Consider two iconic scenes in the movie. In the first, Travis calls Betsy (Cybill Shepherd) after a disastrous first date, in which he takes a stunned and offended Betsy to a porno. As Travis asks if shes received the flowers and messages he left for her, the camera slowly pans away from the phone aand focuses down an empty hallway, as if it’s too embarrassing to watch. 

In the second, Travis is talking in the mirror, practicing his handling of pistols and knives. “You talking to me?” he asks himself, responding with his Death Wish pose.

How many times have we had a version of this conversation in a mirror? The retort we would have said? The defiance we would have displayed? The anger or humor or coolness we would have put on display?
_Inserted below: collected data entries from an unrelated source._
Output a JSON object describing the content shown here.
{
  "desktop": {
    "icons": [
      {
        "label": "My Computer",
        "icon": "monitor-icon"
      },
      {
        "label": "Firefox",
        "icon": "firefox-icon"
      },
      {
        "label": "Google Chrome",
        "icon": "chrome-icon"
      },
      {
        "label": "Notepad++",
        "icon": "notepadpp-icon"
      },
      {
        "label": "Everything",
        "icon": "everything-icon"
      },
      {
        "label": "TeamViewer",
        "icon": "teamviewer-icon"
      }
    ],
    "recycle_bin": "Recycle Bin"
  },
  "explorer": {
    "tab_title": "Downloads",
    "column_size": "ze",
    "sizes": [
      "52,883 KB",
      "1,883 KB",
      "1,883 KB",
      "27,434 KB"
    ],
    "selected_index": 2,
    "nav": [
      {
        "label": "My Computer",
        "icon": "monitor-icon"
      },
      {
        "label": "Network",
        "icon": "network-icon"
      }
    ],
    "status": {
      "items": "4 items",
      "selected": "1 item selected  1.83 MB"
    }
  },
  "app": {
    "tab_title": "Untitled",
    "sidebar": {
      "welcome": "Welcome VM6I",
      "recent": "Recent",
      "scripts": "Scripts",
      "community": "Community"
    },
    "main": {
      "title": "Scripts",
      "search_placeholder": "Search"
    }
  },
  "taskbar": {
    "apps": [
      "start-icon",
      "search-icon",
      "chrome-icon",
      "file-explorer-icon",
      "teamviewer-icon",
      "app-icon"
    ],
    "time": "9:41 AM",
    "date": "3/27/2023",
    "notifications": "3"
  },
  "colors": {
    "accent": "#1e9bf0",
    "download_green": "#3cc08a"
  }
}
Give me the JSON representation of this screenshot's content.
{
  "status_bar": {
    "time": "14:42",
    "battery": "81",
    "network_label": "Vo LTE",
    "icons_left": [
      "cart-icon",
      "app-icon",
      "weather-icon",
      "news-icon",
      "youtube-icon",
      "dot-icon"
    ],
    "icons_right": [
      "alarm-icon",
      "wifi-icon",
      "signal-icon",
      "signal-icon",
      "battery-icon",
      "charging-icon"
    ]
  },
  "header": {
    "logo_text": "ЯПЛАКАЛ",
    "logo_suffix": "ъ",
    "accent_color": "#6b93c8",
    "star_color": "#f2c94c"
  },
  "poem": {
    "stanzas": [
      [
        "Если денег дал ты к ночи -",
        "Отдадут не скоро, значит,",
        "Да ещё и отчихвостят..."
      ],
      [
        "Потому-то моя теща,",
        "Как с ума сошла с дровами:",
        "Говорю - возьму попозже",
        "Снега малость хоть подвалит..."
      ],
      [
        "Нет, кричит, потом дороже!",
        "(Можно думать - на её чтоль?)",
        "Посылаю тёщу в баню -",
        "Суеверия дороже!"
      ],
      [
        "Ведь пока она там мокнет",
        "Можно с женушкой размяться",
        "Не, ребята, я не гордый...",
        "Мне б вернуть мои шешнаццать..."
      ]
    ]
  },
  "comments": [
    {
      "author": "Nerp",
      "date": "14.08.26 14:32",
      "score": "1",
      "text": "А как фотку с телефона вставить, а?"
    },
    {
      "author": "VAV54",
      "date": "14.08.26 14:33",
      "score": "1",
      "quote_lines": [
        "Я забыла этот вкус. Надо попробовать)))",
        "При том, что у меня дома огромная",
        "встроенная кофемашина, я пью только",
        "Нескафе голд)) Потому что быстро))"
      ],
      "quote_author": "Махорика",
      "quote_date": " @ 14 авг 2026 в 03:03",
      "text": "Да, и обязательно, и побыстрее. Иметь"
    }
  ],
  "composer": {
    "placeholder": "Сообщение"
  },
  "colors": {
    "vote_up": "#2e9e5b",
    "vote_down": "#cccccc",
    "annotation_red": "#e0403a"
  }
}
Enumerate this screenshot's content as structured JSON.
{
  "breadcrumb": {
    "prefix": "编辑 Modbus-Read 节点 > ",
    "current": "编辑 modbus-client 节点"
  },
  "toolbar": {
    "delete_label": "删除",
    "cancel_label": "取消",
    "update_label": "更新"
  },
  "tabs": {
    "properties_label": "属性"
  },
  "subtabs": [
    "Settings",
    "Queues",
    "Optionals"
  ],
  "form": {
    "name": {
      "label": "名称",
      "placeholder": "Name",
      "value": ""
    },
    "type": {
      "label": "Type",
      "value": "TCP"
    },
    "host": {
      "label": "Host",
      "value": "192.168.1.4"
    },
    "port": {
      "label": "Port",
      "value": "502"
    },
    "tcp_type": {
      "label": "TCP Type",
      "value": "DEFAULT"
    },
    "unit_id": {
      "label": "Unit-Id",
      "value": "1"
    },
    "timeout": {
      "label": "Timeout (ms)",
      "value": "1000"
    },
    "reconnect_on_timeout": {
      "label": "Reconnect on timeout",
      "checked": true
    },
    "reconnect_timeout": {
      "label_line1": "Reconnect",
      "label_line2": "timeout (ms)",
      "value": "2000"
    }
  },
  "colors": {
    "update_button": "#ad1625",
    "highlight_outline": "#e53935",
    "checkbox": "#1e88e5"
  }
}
Screenwriter Paul Schrader may unintentionally make the strongest case for Taxi Driver’s Conrad-ian theme. Schrader said even Travis Bickle’s name was meant to imply an ugliness in our very nature. He wanted an anti-hero with a poet’s first name and an epithet for a last. 

In an interview, Schrader said he was approached by a moviegoer after the film’s release. “How did you hear about me?” Schrader recalls being asked. He discovered  the man wasn’t asking about cab driving, but about the man’s life specifically. In subsequent fan interactions, Schrader realized the broader  lure of a Travis Bickle — and his amorphous anger that we all sporadically feel toward the loved, the wanted, the paired, the happy.

Can any of us really deny our own Heart of Darkness, or the universal cord it strikes when we see it unleashed? Five years after the film was released, John Hinckley Jr. shot Ronald Reagan outside the Washington Hilton Hotel. Hinckley later told police he was recreating the political assassination scene in Taxi Driver, and was obsessed with Jodie Foster, who played the teenage prostitute in the movie.

For three-quarters of a century, Heart of Darkness was considered the impossible film. In 1939, Orson Welles presented RKO Pictures with a 174-page script adapted from the novella. However, after a few months of debate, RKO’s president George Schaefer decided to pull the project. Welles’ Heart of Darkness was seen as a risk on three fronts: financially, stylistically and politically. So it sat unadapted — until the ingenues.

Perhaps they saw what Hollywood had wrong. Heart of Darkness was never a tale about a frightening, foreign world. It’s about the terrifying internal one.